Here’s a quick question for your blog;
- background -
I work in a small team of data miners for a telecommunications company. We usually do ‘typical’ customer churn and mobile (cell-phone) related analysis using call detail records (CDR’s)
We often use neural nets to create a decimal range score between zero and one (0.0 – 1.0), where zero equals no churn and maximum 1.0 equals highest likelihood of churn. Another dept then simply sorts an output table in descending order and runs the marketing campaigns using the first 5% (or whatever mailing size they want) of ranked customers.
- problem -
We have differing preferences in the distribution of our prediction score for churn. Churn occurs infrequently, lets say 2% (it is voluntary churn of good fare paying customers) per month. So 98% of customers have a score of 0.0 and 2% have a score of 1.0.
When I build my predictive model I try to mimic this distribution. My view that is most of the churn prediction scores would be skewed toward 0.1 or 0.2, say 95% of all predicted customers, and from 0.3 to 1.0 of the churn score would apply to maybe 5% of the customer base.
Some of my colleagues re-scale the prediction score so that there are an equal number of customers spread throughout.
- question -
What are your views/preferences on this?
I see no reason to rescale the scores. Of course, if the only use of the scores is to mail the top 5% of the list it makes no difference since the transformation preserves the ordering, but for other applications you want the score to be an estimate of the actual probability of cancellation.
In general, scores that represent the probability of an event are more useful than scores which only order a list in descending order by probability of the event.

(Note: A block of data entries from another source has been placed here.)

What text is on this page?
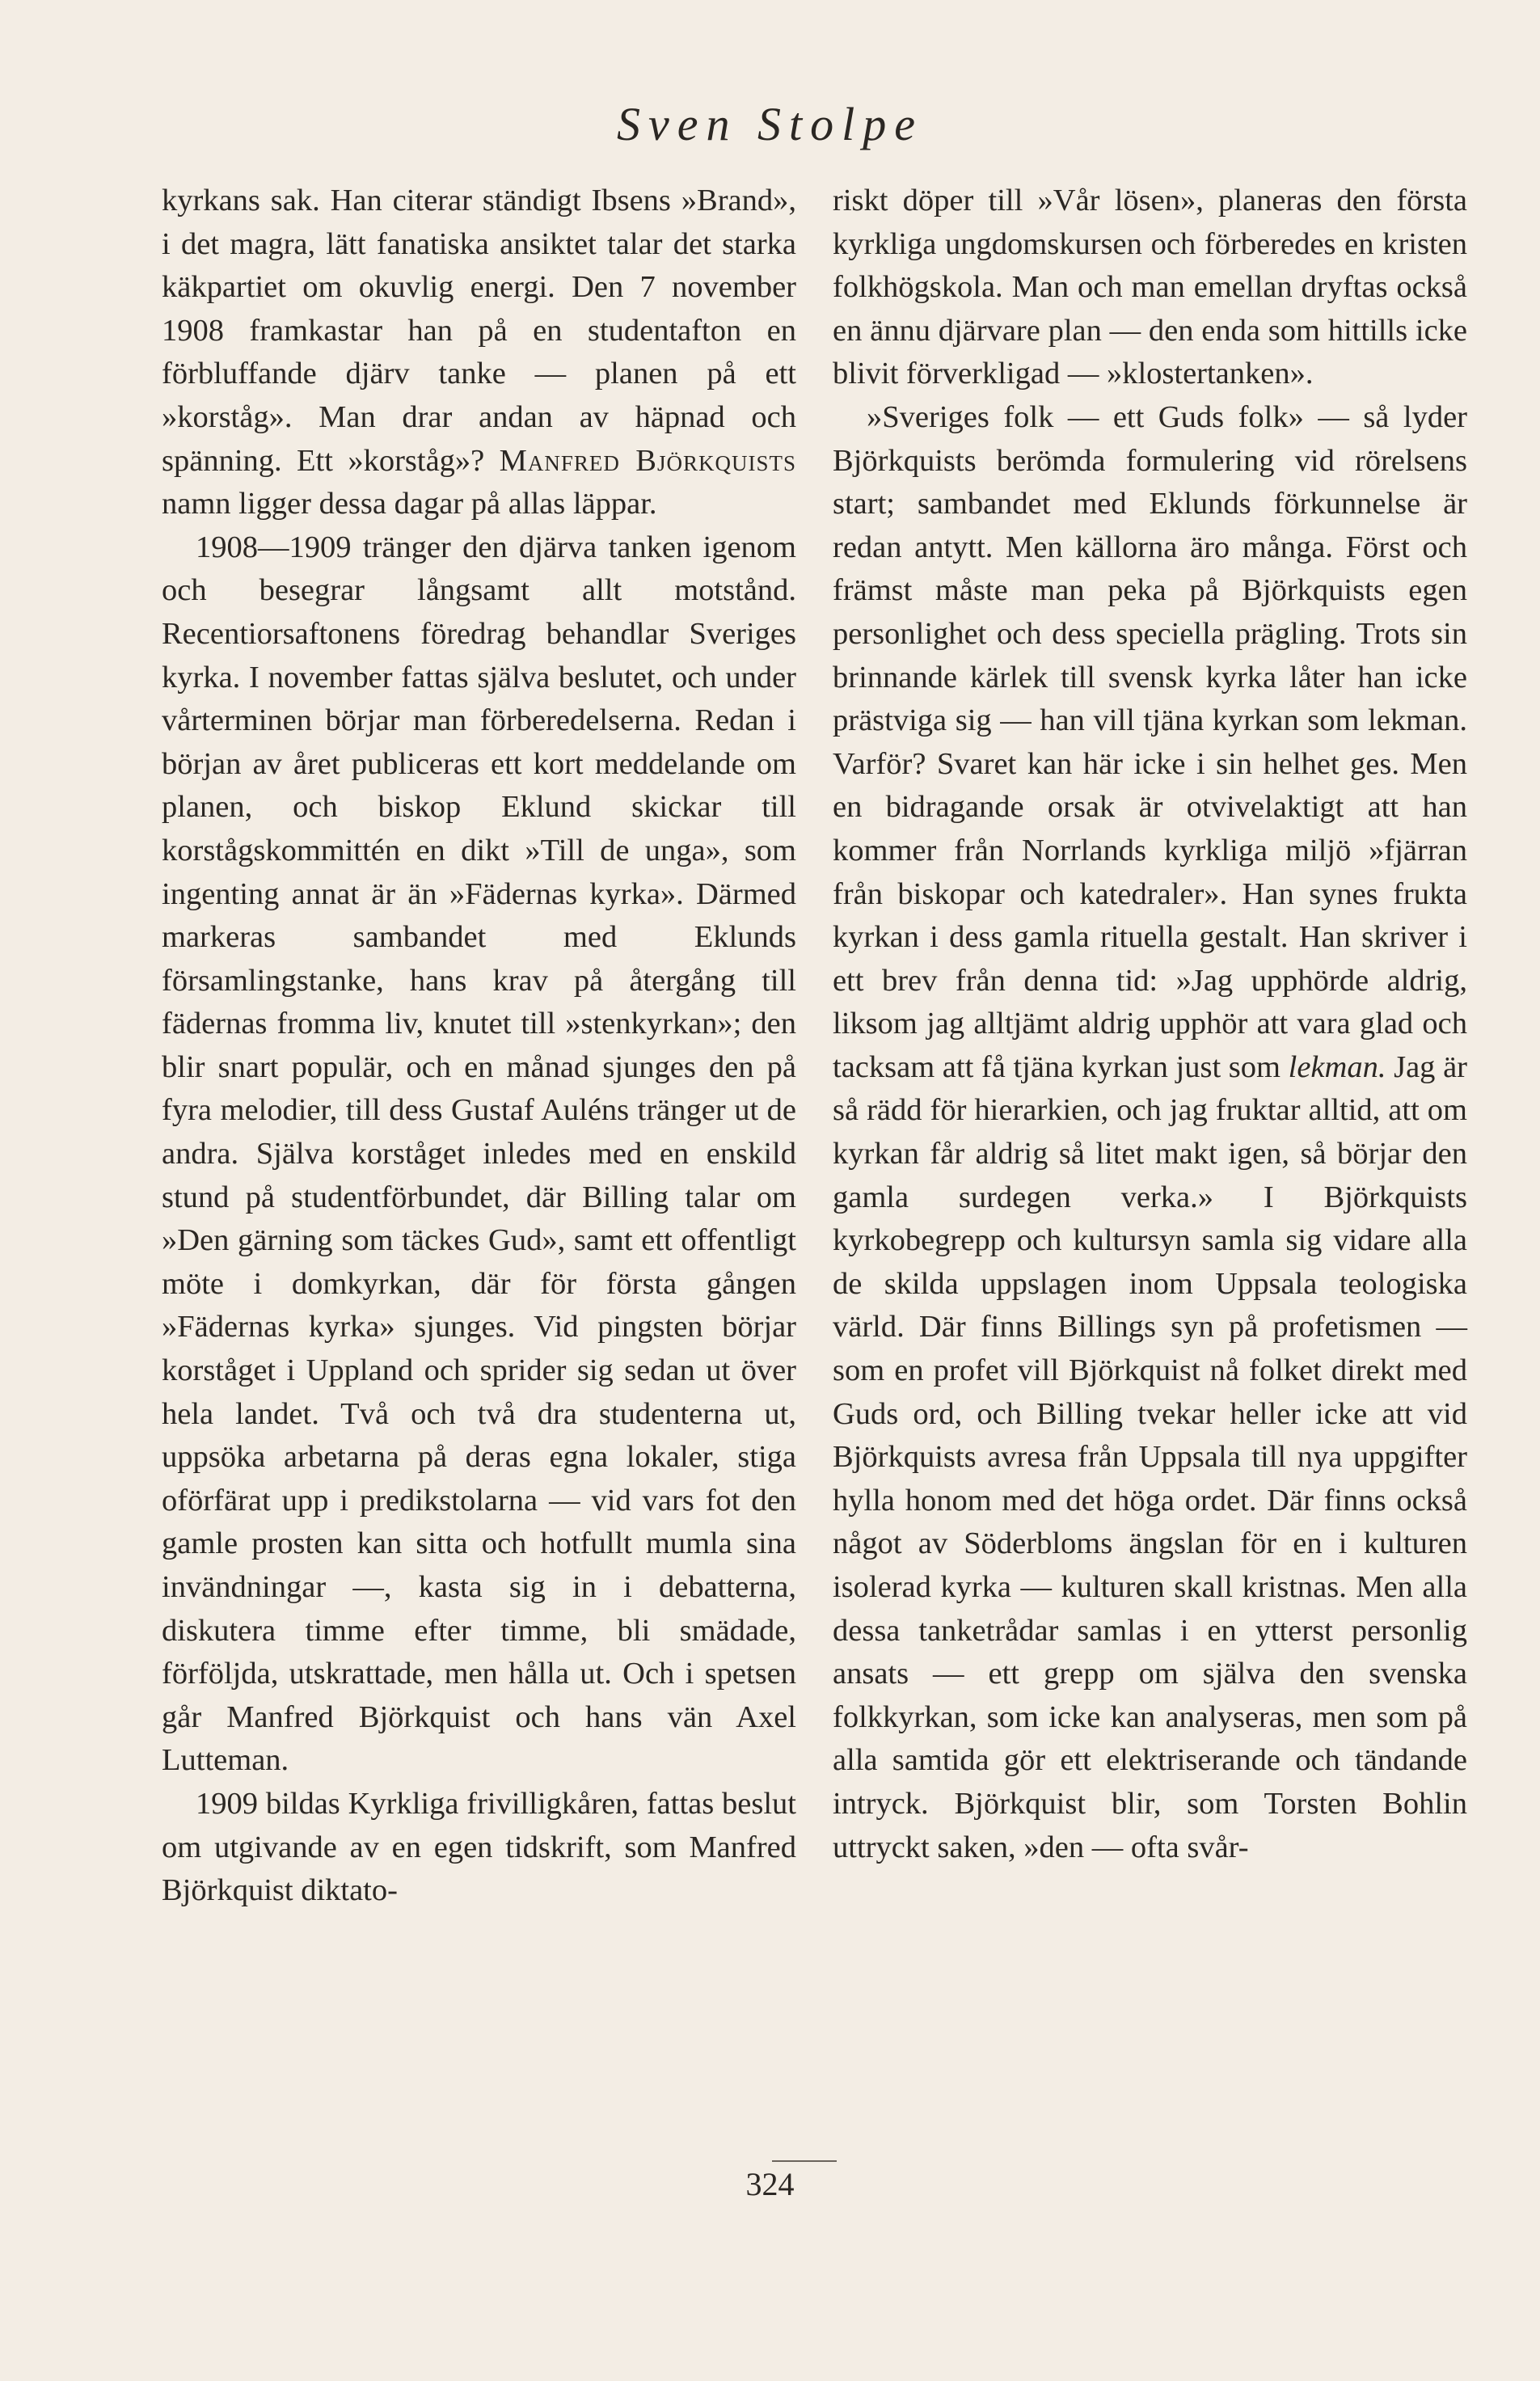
Sven Stolpe

kyrkans sak. Han citerar ständigt Ibsens »Brand», i det magra, lätt fanatiska ansiktet talar det starka käkpartiet om okuvlig energi. Den 7 november 1908 framkastar han på en studentafton en förbluffande djärv tanke — planen på ett »korståg». Man drar andan av häpnad och spänning. Ett »korståg»? Manfred Björkquists namn ligger dessa dagar på allas läppar.

1908—1909 tränger den djärva tanken igenom och besegrar långsamt allt motstånd. Recentiorsaftonens föredrag behandlar Sveriges kyrka. I november fattas själva beslutet, och under vårterminen börjar man förberedelserna. Redan i början av året publiceras ett kort meddelande om planen, och biskop Eklund skickar till korstågskommittén en dikt »Till de unga», som ingenting annat är än »Fädernas kyrka». Därmed markeras sambandet med Eklunds församlingstanke, hans krav på återgång till fädernas fromma liv, knutet till »stenkyrkan»; den blir snart populär, och en månad sjunges den på fyra melodier, till dess Gustaf Auléns tränger ut de andra. Själva korståget inledes med en enskild stund på studentförbundet, där Billing talar om »Den gärning som täckes Gud», samt ett offentligt möte i domkyrkan, där för första gången »Fädernas kyrka» sjunges. Vid pingsten börjar korståget i Uppland och sprider sig sedan ut över hela landet. Två och två dra studenterna ut, uppsöka arbetarna på deras egna lokaler, stiga oförfärat upp i predikstolarna — vid vars fot den gamle prosten kan sitta och hotfullt mumla sina invändningar —, kasta sig in i debatterna, diskutera timme efter timme, bli smädade, förföljda, utskrattade, men hålla ut. Och i spetsen går Manfred Björkquist och hans vän Axel Lutteman.

1909 bildas Kyrkliga frivilligkåren, fattas beslut om utgivande av en egen tidskrift, som Manfred Björkquist diktato-

riskt döper till »Vår lösen», planeras den första kyrkliga ungdomskursen och förberedes en kristen folkhögskola. Man och man emellan dryftas också en ännu djärvare plan — den enda som hittills icke blivit förverkligad — »klostertanken».

»Sveriges folk — ett Guds folk» — så lyder Björkquists berömda formulering vid rörelsens start; sambandet med Eklunds förkunnelse är redan antytt. Men källorna äro många. Först och främst måste man peka på Björkquists egen personlighet och dess speciella prägling. Trots sin brinnande kärlek till svensk kyrka låter han icke prästviga sig — han vill tjäna kyrkan som lekman. Varför? Svaret kan här icke i sin helhet ges. Men en bidragande orsak är otvivelaktigt att han kommer från Norrlands kyrkliga miljö »fjärran från biskopar och katedraler». Han synes frukta kyrkan i dess gamla rituella gestalt. Han skriver i ett brev från denna tid: »Jag upphörde aldrig, liksom jag alltjämt aldrig upphör att vara glad och tacksam att få tjäna kyrkan just som lekman. Jag är så rädd för hierarkien, och jag fruktar alltid, att om kyrkan får aldrig så litet makt igen, så börjar den gamla surdegen verka.» I Björkquists kyrkobegrepp och kultursyn samla sig vidare alla de skilda uppslagen inom Uppsala teologiska värld. Där finns Billings syn på profetismen — som en profet vill Björkquist nå folket direkt med Guds ord, och Billing tvekar heller icke att vid Björkquists avresa från Uppsala till nya uppgifter hylla honom med det höga ordet. Där finns också något av Söderbloms ängslan för en i kulturen isolerad kyrka — kulturen skall kristnas. Men alla dessa tanketrådar samlas i en ytterst personlig ansats — ett grepp om själva den svenska folkkyrkan, som icke kan analyseras, men som på alla samtida gör ett elektriserande och tändande intryck. Björkquist blir, som Torsten Bohlin uttryckt saken, »den — ofta svår-

324
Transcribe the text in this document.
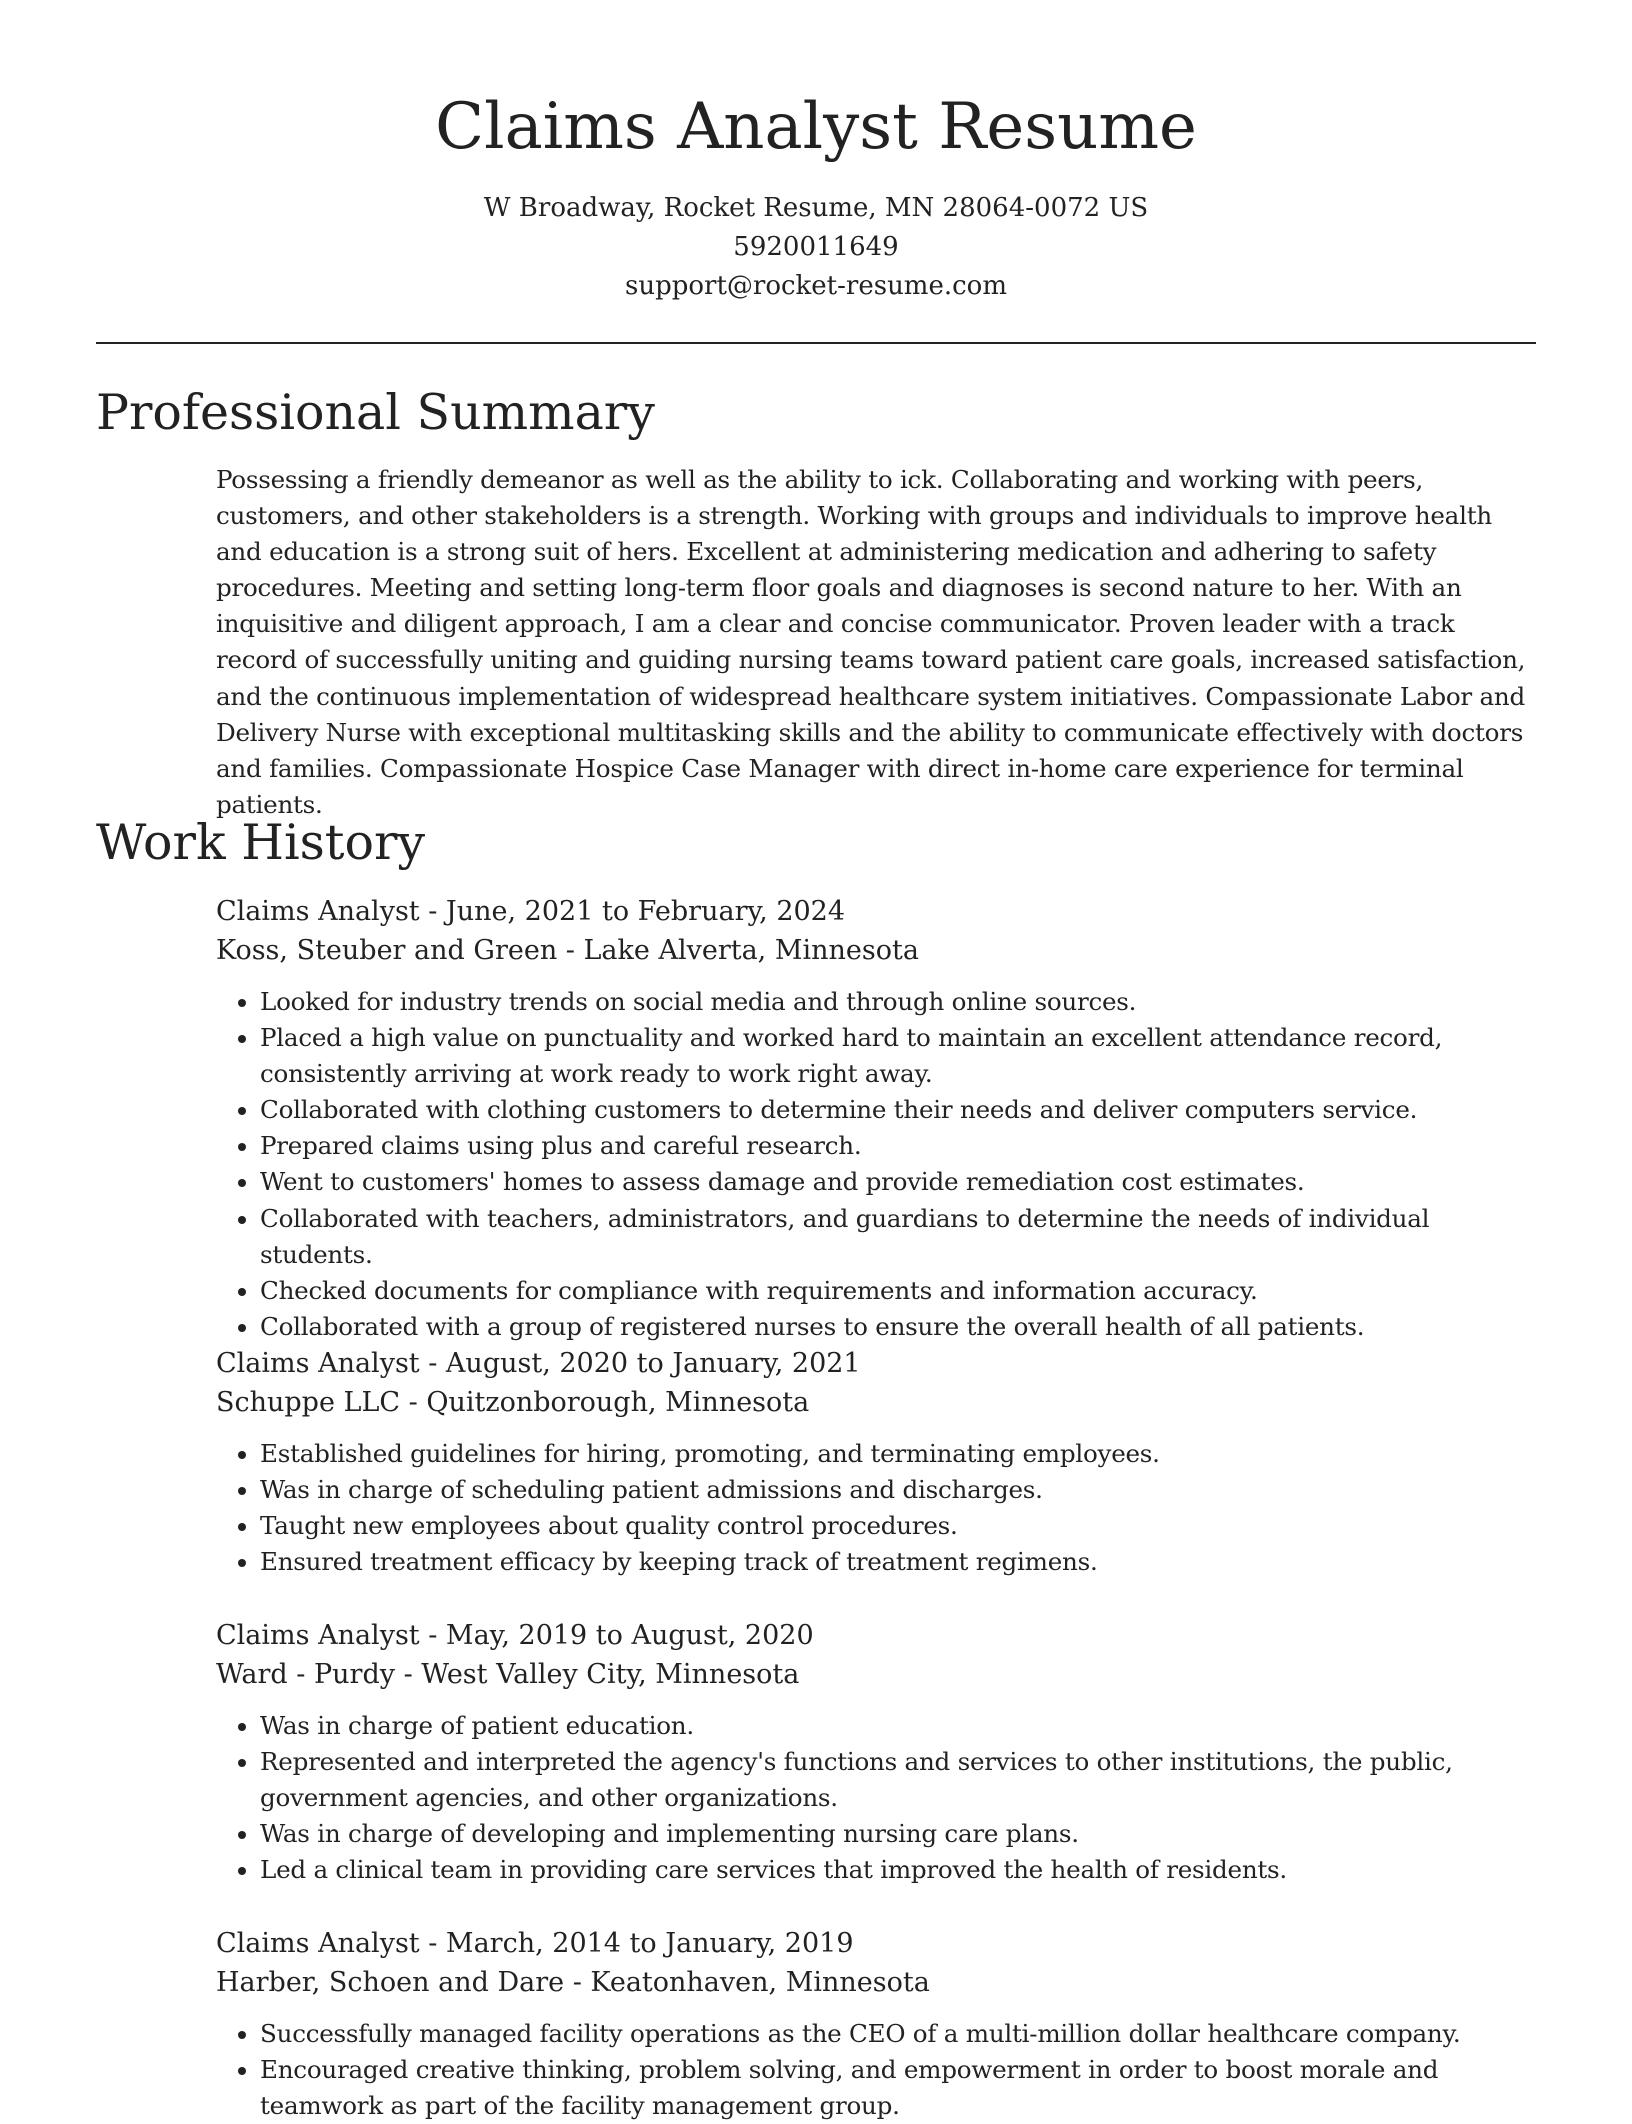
Claims Analyst Resume

W Broadway, Rocket Resume, MN 28064-0072 US

5920011649

support@rocket-resume.com

Professional Summary

Possessing a friendly demeanor as well as the ability to ick. Collaborating and working with peers, customers, and other stakeholders is a strength. Working with groups and individuals to improve health and education is a strong suit of hers. Excellent at administering medication and adhering to safety procedures. Meeting and setting long-term floor goals and diagnoses is second nature to her. With an inquisitive and diligent approach, I am a clear and concise communicator. Proven leader with a track record of successfully uniting and guiding nursing teams toward patient care goals, increased satisfaction, and the continuous implementation of widespread healthcare system initiatives. Compassionate Labor and Delivery Nurse with exceptional multitasking skills and the ability to communicate effectively with doctors and families. Compassionate Hospice Case Manager with direct in-home care experience for terminal patients.

Work History

Claims Analyst - June, 2021 to February, 2024

Koss, Steuber and Green - Lake Alverta, Minnesota

• Looked for industry trends on social media and through online sources.
• Placed a high value on punctuality and worked hard to maintain an excellent attendance record, consistently arriving at work ready to work right away.
• Collaborated with clothing customers to determine their needs and deliver computers service.
• Prepared claims using plus and careful research.
• Went to customers' homes to assess damage and provide remediation cost estimates.
• Collaborated with teachers, administrators, and guardians to determine the needs of individual students.
• Checked documents for compliance with requirements and information accuracy.
• Collaborated with a group of registered nurses to ensure the overall health of all patients.

Claims Analyst - August, 2020 to January, 2021

Schuppe LLC - Quitzonborough, Minnesota

• Established guidelines for hiring, promoting, and terminating employees.
• Was in charge of scheduling patient admissions and discharges.
• Taught new employees about quality control procedures.
• Ensured treatment efficacy by keeping track of treatment regimens.

Claims Analyst - May, 2019 to August, 2020

Ward - Purdy - West Valley City, Minnesota

• Was in charge of patient education.
• Represented and interpreted the agency's functions and services to other institutions, the public, government agencies, and other organizations.
• Was in charge of developing and implementing nursing care plans.
• Led a clinical team in providing care services that improved the health of residents.

Claims Analyst - March, 2014 to January, 2019

Harber, Schoen and Dare - Keatonhaven, Minnesota

• Successfully managed facility operations as the CEO of a multi-million dollar healthcare company.
• Encouraged creative thinking, problem solving, and empowerment in order to boost morale and teamwork as part of the facility management group.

For example, in a campaign response model, you can multiply the probability that a particular prospect will respond by the value of that response to get an expected value of making the offer. If the expected value is greater than the cost, the offer should not be made. Gordon and I discuss this and related issues in our book Mastering Data Mining.
This issue often comes up when stratified sampling is used to create a balanced model set of 50% responders and 50% non-responders. For some modeling techniques--notably, decision trees--a balanced model set will produce more and better rules. However, the proportion of responders at each leaf is no longer an estimate of the actual probability of response. The solution is simple: simply apply the model to a test set that has the correct distribution of responders to get correct estimates of the response probability.